The rules would not apply retrospectively, as many investors had feared, and would apply only to income accruing from April 1, 2013. An income threshold also has been suggested for invoking the GAAR.
The guidelines say that the onus of proving tax liability lies with the Indian authorities and have proposed time limits for completion of various actions under the GAAR.
The draft guidelines come after a government official told Reuters that Prime Minister Manmohan Singh would seek within two to three weeks to clear up confusion over tax policy that has rattled investor confidence in Asia's third-largest economy.
Though the flurry of comments and promises of action have lacked specifics, investors are anticipating more policy reforms after Singh on Tuesday assumed an additional role of acting finance minister after the previous incumbent, Pranab Mukherjee, stepped down.
"The market is having significant expectations that a lot of tax policy issues would get sorted out and there will be renewed focus on investment cycle," said Nilesh Shah, chief executive of Envision Capital, an investment advisory firm in Mumbai.
"Markets are eyeing either fiscal measures, monetary measures, tax measures or clarity on policy issues to move further," he added.
Another issue that has displeased investors is an amendment to income tax law that empowers the government to retroactively tax investments.
Analysts says the move is intended to target Vodafone's (LSE:VOD.L - News), purchase of Hutchison Whampoa's Indian assets, as the government says the London-based mobile operator had structured the deal to avoid paying taxes.
REVIVING CAPITAL INFLOWS
Earlier, an official told Reuters the prime minister's office planned to issue an "explanatory note" on portfolio investments, without giving details about what the statement would say or which tax issues it would address.

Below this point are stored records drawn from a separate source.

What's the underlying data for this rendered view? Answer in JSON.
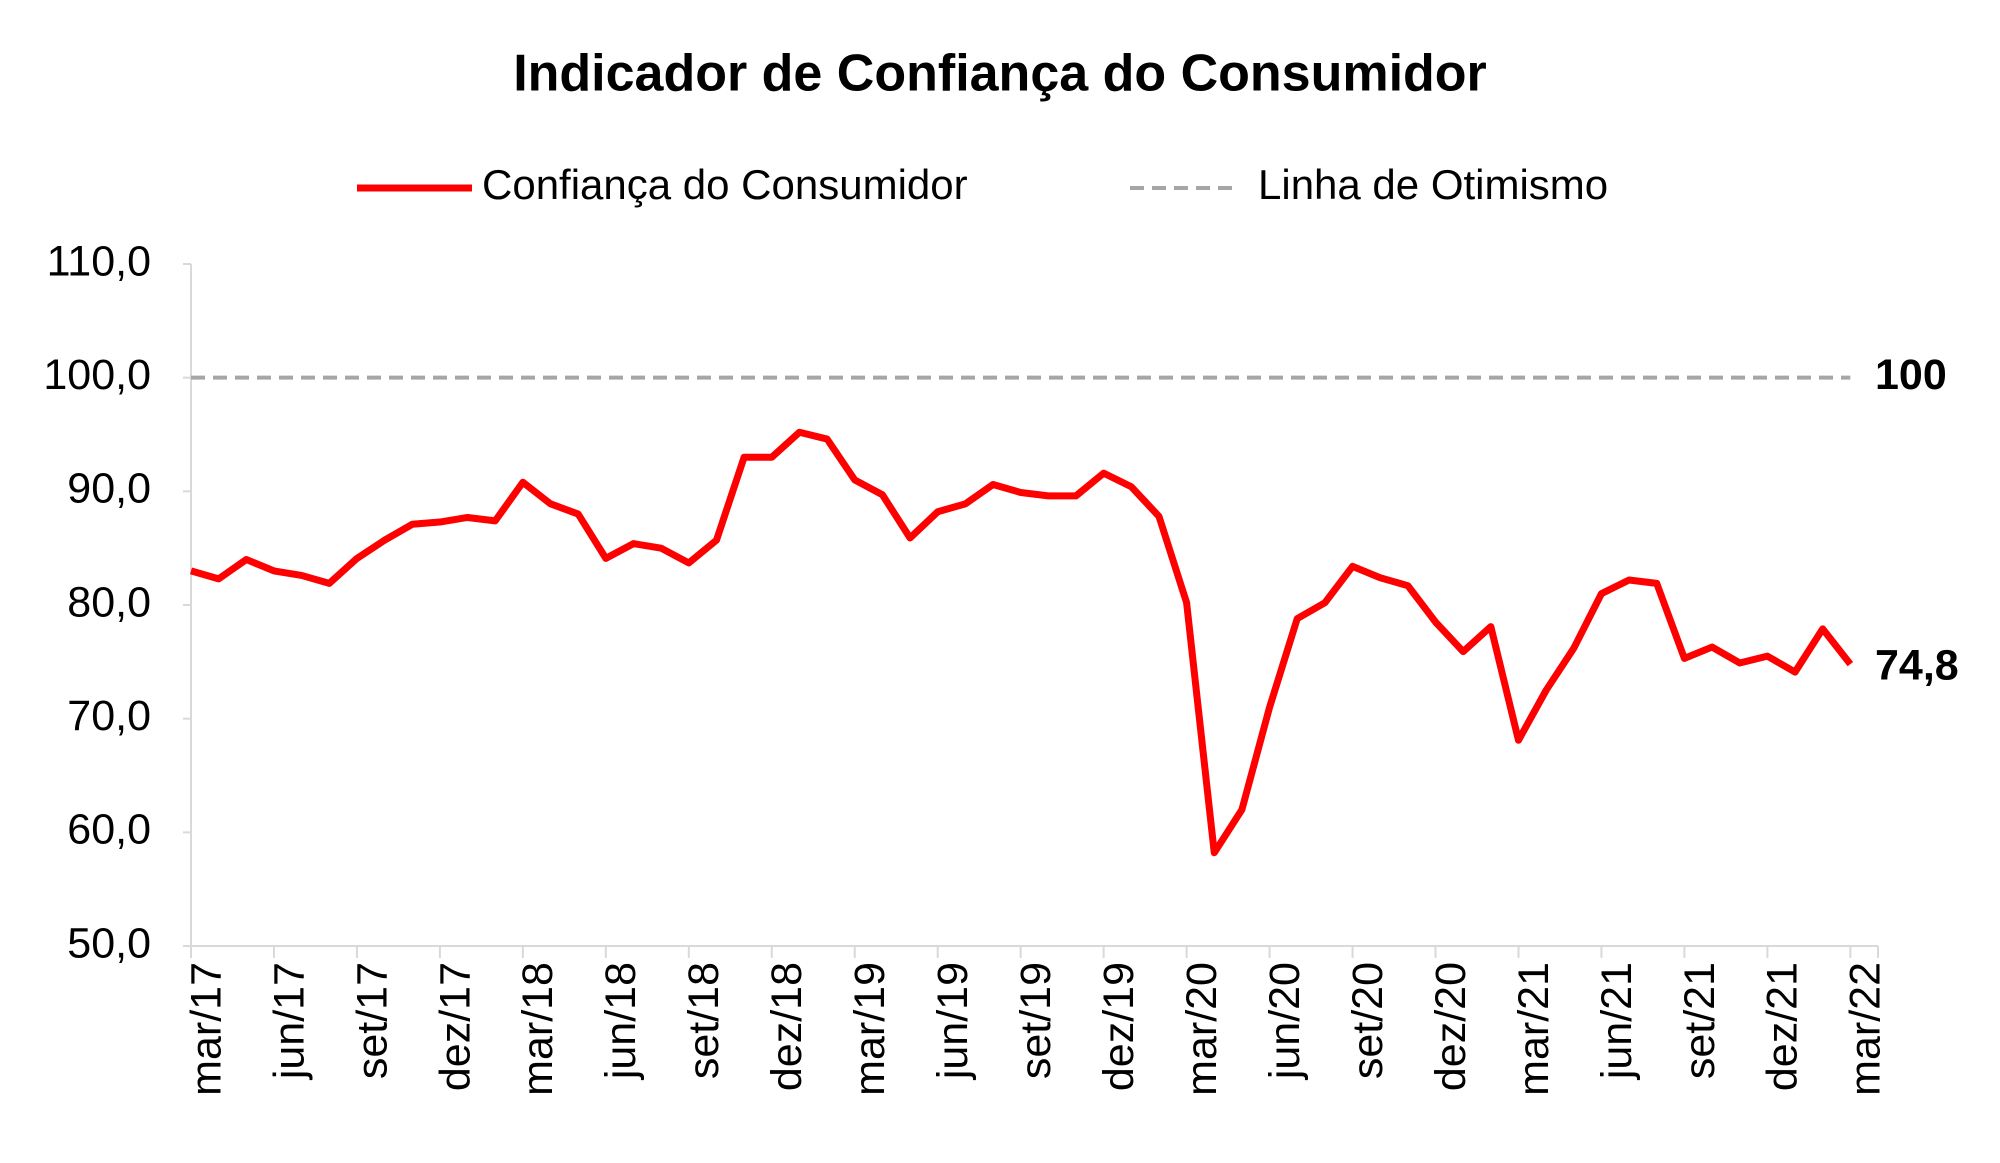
{
  "chart_data": {
    "type": "line",
    "title": "Indicador de Confiança do Consumidor",
    "categories": [
      "mar/17",
      null,
      null,
      "jun/17",
      null,
      null,
      "set/17",
      null,
      null,
      "dez/17",
      null,
      null,
      "mar/18",
      null,
      null,
      "jun/18",
      null,
      null,
      "set/18",
      null,
      null,
      "dez/18",
      null,
      null,
      "mar/19",
      null,
      null,
      "jun/19",
      null,
      null,
      "set/19",
      null,
      null,
      "dez/19",
      null,
      null,
      "mar/20",
      null,
      null,
      "jun/20",
      null,
      null,
      "set/20",
      null,
      null,
      "dez/20",
      null,
      null,
      "mar/21",
      null,
      null,
      "jun/21",
      null,
      null,
      "set/21",
      null,
      null,
      "dez/21",
      null,
      null,
      "mar/22"
    ],
    "series": [
      {
        "name": "Confiança do Consumidor",
        "color": "#ff0000",
        "values": [
          83.0,
          82.3,
          84.0,
          83.0,
          82.6,
          81.9,
          84.1,
          85.7,
          87.1,
          87.3,
          87.7,
          87.4,
          90.8,
          88.9,
          88.0,
          84.1,
          85.4,
          85.0,
          83.7,
          85.7,
          93.0,
          93.0,
          95.2,
          94.6,
          91.0,
          89.7,
          85.9,
          88.2,
          88.9,
          90.6,
          89.9,
          89.6,
          89.6,
          91.6,
          90.4,
          87.8,
          80.2,
          58.2,
          62.0,
          71.0,
          78.8,
          80.2,
          83.4,
          82.4,
          81.7,
          78.5,
          75.9,
          78.1,
          68.1,
          72.5,
          76.2,
          81.0,
          82.2,
          81.9,
          75.3,
          76.3,
          74.9,
          75.5,
          74.1,
          77.9,
          74.8
        ],
        "value_labels": [
          null,
          null,
          null,
          null,
          null,
          null,
          null,
          null,
          null,
          null,
          null,
          null,
          null,
          null,
          null,
          null,
          null,
          null,
          null,
          null,
          null,
          null,
          null,
          null,
          null,
          null,
          null,
          null,
          null,
          null,
          null,
          null,
          null,
          null,
          null,
          null,
          null,
          null,
          null,
          null,
          null,
          null,
          null,
          null,
          null,
          null,
          null,
          null,
          null,
          null,
          null,
          null,
          null,
          null,
          null,
          null,
          null,
          null,
          null,
          null,
          "74,8"
        ]
      }
    ],
    "reference_lines": [
      {
        "name": "Linha de Otimismo",
        "value": 100,
        "color": "#a6a6a6"
      }
    ],
    "ylim": [
      50,
      110
    ],
    "yticks": [
      {
        "value": 50,
        "label": "50,0"
      },
      {
        "value": 60,
        "label": "60,0"
      },
      {
        "value": 70,
        "label": "70,0"
      },
      {
        "value": 80,
        "label": "80,0"
      },
      {
        "value": 90,
        "label": "90,0"
      },
      {
        "value": 100,
        "label": "100,0"
      },
      {
        "value": 110,
        "label": "110,0"
      }
    ],
    "grid": false,
    "legend": "top"
  }
}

However, it is widely known that the prime minister's office was unhappy with the way Mukherjee handled the tax proposals in the federal budget in March.
Singh said at a meeting of economic advisers and top Finance Ministry officials on Wednesday that "reviving investor sentiment" was a top priority.
The uncertainty about taxes had led some investors to reduce investments in India, with $926.8 million in outflows from markets in April, sharply down from a combined $12.3 billion in inflows from January to February.
A Finance Ministry official said the government recognised that a revival of capital inflows would prop up the equity market, bringing retail investors into mutual funds. This in turn would deter investments in gold and other assets, which widen the current account deficit.
Singh told officials at Wednesday's meeting he was concerned that "investor sentiment is down and capital flows are drying up".
He said he wanted to revive the "animal spirit" of an economy that was roaring with growth of well above 9 percent in the three years before the global financial crisis in 2008-2009.
India's economy is growing at its slowest pace in nine years, the rupee is the worst performing currency in Asia this year, inflation remains high, industrial production has flatlined and the country faces the threat of having its credit rating downgraded to junk.
Many investors and economists blame weak leadership and muddled policies that have failed to curb government spending and alienated many foreign investors.